After choosing a career path, women enter the workplace with a disadvantage. They have the same financial responsibilities as men with regards to supporting families and themselves and much of the time they have an even heavier burden because there are many women in today’s society who are single mothers. Given that there is no question that the need for money is identical it can, therefore, be concluded that there is a major problem with the wage structure in today’s jobs. The wage gap clearly shows that society as a whole puts more value on the work of males than on the same work done by females.

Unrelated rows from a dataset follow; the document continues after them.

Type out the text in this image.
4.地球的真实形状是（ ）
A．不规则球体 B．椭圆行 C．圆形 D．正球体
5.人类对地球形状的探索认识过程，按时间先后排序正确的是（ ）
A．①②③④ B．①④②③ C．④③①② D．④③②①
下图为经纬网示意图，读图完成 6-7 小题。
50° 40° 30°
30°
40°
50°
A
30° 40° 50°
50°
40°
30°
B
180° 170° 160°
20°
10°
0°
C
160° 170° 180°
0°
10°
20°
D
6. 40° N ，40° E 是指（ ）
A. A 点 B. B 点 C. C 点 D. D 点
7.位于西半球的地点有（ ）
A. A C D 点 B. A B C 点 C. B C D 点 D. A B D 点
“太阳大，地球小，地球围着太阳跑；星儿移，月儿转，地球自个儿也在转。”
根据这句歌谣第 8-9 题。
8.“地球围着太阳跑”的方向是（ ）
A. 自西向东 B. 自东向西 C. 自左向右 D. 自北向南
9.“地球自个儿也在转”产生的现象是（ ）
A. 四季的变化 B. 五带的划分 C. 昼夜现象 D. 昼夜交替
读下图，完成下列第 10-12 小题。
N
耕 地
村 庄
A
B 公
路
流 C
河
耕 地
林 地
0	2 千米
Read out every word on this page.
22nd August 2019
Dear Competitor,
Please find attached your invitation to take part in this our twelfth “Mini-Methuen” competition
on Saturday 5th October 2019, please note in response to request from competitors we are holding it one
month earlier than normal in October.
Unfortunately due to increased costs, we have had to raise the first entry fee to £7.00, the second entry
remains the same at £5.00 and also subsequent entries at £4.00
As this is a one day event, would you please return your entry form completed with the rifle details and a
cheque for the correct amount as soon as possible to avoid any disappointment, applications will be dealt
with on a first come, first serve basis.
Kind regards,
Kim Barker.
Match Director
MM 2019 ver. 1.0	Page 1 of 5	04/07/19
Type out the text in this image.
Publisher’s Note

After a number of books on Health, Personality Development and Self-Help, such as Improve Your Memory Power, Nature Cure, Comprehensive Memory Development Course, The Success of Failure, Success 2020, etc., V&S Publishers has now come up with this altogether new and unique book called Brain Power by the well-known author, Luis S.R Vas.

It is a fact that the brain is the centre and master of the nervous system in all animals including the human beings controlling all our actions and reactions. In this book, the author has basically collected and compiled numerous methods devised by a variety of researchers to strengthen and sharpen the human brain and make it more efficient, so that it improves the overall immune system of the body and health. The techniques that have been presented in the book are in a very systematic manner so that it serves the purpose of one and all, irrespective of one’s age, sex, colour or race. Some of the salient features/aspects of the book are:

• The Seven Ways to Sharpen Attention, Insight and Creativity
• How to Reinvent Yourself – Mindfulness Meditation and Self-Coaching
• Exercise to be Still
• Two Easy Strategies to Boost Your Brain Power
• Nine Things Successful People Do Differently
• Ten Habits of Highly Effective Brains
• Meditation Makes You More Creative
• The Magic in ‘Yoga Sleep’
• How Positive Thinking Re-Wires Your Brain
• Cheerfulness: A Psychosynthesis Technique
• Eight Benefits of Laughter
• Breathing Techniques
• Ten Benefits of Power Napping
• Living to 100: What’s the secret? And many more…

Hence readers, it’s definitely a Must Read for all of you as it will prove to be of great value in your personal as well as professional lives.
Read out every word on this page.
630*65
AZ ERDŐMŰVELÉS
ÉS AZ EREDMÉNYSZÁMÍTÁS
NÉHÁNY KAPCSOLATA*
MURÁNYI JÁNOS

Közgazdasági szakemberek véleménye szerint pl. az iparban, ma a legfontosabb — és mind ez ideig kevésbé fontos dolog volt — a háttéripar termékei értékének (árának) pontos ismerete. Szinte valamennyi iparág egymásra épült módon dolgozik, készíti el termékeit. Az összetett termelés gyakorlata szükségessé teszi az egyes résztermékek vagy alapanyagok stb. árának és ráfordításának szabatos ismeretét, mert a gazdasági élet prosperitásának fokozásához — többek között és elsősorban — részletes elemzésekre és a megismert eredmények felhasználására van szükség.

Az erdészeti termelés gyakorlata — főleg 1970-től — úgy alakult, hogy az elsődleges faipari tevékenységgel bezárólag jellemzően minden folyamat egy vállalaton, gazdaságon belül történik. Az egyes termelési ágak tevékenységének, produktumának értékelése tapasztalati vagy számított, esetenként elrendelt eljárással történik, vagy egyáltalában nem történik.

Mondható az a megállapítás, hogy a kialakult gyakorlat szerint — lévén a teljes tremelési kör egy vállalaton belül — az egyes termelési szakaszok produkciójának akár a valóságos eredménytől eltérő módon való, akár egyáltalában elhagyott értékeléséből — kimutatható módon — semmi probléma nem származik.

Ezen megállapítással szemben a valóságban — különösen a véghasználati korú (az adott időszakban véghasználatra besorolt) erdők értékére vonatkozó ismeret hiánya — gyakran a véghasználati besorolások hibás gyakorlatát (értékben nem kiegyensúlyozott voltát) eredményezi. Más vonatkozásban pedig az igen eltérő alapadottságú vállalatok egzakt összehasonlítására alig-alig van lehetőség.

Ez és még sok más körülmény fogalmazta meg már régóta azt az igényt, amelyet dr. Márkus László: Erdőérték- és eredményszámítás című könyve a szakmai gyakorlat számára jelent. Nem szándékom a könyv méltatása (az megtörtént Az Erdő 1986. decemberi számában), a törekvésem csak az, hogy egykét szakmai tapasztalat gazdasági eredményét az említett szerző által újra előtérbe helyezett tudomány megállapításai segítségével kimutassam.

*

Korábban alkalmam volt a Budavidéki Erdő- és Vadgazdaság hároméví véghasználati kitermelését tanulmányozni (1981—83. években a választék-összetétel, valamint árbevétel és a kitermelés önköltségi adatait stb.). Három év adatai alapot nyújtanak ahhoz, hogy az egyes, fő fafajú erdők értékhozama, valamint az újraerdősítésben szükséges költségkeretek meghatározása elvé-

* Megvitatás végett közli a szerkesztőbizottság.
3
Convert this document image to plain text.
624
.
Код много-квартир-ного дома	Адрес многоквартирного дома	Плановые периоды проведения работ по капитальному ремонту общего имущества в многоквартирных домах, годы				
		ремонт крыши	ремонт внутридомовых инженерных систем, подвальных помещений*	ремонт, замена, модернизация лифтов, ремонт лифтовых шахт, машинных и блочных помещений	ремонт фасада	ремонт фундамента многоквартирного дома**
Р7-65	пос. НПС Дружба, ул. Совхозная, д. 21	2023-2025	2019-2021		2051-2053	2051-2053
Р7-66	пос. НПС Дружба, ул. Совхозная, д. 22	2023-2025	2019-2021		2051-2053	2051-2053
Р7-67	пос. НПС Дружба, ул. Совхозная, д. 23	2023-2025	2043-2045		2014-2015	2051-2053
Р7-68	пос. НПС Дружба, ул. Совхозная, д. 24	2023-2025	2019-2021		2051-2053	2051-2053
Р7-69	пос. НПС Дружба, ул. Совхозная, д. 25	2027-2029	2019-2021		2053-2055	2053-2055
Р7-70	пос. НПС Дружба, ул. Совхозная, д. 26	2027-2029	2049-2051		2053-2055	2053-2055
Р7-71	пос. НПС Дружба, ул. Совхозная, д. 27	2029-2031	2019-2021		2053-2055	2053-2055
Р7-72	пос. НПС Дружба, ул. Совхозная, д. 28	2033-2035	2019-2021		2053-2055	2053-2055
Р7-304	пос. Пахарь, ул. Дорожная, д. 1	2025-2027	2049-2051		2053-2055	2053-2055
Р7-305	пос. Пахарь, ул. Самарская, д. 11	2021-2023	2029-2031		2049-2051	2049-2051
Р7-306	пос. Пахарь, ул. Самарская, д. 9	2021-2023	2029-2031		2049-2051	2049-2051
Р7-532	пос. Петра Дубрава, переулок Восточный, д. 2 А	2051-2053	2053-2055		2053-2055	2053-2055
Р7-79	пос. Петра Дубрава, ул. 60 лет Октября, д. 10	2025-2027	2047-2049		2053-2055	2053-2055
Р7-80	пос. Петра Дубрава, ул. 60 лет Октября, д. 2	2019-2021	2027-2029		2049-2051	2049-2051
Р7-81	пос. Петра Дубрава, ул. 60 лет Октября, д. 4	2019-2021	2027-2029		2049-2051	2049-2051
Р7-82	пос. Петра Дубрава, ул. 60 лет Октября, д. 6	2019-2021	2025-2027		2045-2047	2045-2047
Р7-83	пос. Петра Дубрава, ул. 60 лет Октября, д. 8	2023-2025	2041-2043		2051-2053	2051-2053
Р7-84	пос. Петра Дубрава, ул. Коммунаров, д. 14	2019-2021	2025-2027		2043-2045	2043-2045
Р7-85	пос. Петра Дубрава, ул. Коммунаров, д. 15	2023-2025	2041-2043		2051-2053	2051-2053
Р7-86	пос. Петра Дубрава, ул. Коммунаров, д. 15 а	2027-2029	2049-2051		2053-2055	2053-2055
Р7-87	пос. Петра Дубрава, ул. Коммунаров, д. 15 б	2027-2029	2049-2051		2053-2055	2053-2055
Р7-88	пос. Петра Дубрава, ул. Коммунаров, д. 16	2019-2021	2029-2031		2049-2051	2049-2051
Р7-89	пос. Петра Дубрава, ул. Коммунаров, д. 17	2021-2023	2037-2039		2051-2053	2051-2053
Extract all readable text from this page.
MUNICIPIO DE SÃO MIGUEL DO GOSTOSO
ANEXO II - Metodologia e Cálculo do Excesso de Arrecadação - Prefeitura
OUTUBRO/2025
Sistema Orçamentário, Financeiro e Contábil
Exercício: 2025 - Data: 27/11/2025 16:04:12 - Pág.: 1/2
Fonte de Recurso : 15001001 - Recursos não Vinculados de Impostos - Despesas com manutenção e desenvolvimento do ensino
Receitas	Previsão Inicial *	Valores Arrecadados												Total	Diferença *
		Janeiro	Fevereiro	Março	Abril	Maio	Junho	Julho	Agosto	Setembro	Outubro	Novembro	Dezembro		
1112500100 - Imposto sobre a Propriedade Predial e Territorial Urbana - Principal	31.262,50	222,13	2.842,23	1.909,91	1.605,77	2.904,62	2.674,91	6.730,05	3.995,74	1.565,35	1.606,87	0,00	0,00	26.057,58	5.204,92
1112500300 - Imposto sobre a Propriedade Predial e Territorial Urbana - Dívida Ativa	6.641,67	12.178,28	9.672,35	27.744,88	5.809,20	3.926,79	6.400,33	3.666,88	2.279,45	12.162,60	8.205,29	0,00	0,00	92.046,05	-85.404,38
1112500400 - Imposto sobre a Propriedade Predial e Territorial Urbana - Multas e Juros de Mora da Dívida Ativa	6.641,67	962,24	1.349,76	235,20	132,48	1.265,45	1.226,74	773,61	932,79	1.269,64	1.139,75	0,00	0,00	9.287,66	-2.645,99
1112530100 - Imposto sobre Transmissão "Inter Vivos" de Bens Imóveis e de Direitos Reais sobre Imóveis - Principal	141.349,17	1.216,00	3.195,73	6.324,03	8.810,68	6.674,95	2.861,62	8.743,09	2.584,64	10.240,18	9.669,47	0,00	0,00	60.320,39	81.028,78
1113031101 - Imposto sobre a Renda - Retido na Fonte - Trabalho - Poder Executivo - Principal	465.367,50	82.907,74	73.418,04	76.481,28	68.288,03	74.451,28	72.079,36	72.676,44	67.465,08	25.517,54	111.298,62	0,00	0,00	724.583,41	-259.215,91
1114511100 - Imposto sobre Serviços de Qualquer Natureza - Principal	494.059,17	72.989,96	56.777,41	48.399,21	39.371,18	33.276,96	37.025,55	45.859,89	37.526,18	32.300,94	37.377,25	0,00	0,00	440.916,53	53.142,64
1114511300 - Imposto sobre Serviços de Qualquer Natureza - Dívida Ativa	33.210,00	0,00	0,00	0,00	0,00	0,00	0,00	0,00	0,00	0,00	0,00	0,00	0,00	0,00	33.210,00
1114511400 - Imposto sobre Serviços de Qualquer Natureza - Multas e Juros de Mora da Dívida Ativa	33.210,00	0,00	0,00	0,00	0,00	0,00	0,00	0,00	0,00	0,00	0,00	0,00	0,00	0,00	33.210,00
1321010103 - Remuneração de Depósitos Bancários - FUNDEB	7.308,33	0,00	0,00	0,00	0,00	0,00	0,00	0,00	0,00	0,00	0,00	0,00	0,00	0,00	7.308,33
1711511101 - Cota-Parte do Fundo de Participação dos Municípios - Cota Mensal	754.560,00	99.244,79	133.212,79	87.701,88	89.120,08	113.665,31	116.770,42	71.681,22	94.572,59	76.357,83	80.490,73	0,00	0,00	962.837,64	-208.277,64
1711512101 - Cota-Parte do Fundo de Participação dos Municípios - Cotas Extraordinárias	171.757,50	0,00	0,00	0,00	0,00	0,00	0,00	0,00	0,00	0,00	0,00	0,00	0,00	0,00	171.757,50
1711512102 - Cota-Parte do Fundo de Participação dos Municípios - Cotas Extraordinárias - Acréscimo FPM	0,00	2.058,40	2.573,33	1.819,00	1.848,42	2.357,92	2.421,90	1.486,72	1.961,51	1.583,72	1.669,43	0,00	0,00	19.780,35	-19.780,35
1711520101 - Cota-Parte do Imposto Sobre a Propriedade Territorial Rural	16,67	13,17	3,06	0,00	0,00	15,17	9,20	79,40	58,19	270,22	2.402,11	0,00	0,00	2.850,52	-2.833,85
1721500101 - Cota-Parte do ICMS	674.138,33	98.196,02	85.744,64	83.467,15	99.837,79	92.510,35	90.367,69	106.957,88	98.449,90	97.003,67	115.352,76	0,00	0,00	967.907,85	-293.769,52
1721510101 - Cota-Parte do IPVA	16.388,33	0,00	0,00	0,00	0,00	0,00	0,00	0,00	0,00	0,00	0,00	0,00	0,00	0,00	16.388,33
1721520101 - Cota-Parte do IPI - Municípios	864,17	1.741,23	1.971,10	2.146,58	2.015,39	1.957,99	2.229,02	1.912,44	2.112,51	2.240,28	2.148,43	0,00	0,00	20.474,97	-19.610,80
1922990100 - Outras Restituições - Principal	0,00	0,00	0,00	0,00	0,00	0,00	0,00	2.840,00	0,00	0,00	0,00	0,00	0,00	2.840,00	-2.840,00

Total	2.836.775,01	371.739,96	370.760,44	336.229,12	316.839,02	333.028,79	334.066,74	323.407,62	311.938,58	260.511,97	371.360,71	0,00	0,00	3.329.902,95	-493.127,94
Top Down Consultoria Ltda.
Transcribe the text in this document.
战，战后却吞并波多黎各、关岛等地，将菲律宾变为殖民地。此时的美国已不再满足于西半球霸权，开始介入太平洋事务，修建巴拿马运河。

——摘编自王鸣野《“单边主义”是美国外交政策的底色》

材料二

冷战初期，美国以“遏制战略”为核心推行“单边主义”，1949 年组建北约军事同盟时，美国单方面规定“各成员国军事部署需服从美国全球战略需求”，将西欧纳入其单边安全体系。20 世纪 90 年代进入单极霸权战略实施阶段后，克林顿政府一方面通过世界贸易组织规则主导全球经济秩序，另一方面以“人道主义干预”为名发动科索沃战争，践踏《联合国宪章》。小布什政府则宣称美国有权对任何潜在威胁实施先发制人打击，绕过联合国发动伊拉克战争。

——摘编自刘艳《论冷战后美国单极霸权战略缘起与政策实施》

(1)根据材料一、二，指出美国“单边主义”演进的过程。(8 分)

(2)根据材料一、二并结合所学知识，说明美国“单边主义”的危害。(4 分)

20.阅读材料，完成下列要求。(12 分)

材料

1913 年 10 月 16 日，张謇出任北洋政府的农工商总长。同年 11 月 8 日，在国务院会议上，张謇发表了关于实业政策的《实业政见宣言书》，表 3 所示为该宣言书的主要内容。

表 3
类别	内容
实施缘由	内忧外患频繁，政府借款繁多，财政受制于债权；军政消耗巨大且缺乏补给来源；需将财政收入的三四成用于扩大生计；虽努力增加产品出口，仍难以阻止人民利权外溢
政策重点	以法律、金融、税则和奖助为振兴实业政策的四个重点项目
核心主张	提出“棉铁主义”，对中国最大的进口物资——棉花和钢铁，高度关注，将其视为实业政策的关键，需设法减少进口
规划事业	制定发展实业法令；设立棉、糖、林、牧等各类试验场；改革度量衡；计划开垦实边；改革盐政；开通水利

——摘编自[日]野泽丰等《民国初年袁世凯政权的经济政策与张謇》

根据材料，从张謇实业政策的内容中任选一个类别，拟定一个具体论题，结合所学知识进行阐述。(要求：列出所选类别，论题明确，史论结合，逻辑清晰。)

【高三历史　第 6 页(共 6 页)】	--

The facts that have been displayed above showing that education is itself a sexist institution perhaps explain why there is this inequality once schooling is finished. The fact that textbooks show males as being more successful than females, that teachers set assignments which reinforce gender stereotypes and sex roles, the fact that “masculine” behaviour is reinforced while “feminine” behaviour is condemned, and the fact that women are encouraged to choose certain career paths all validate the claim that the gender inequality in employment situations can be directly related to the way that children are educated.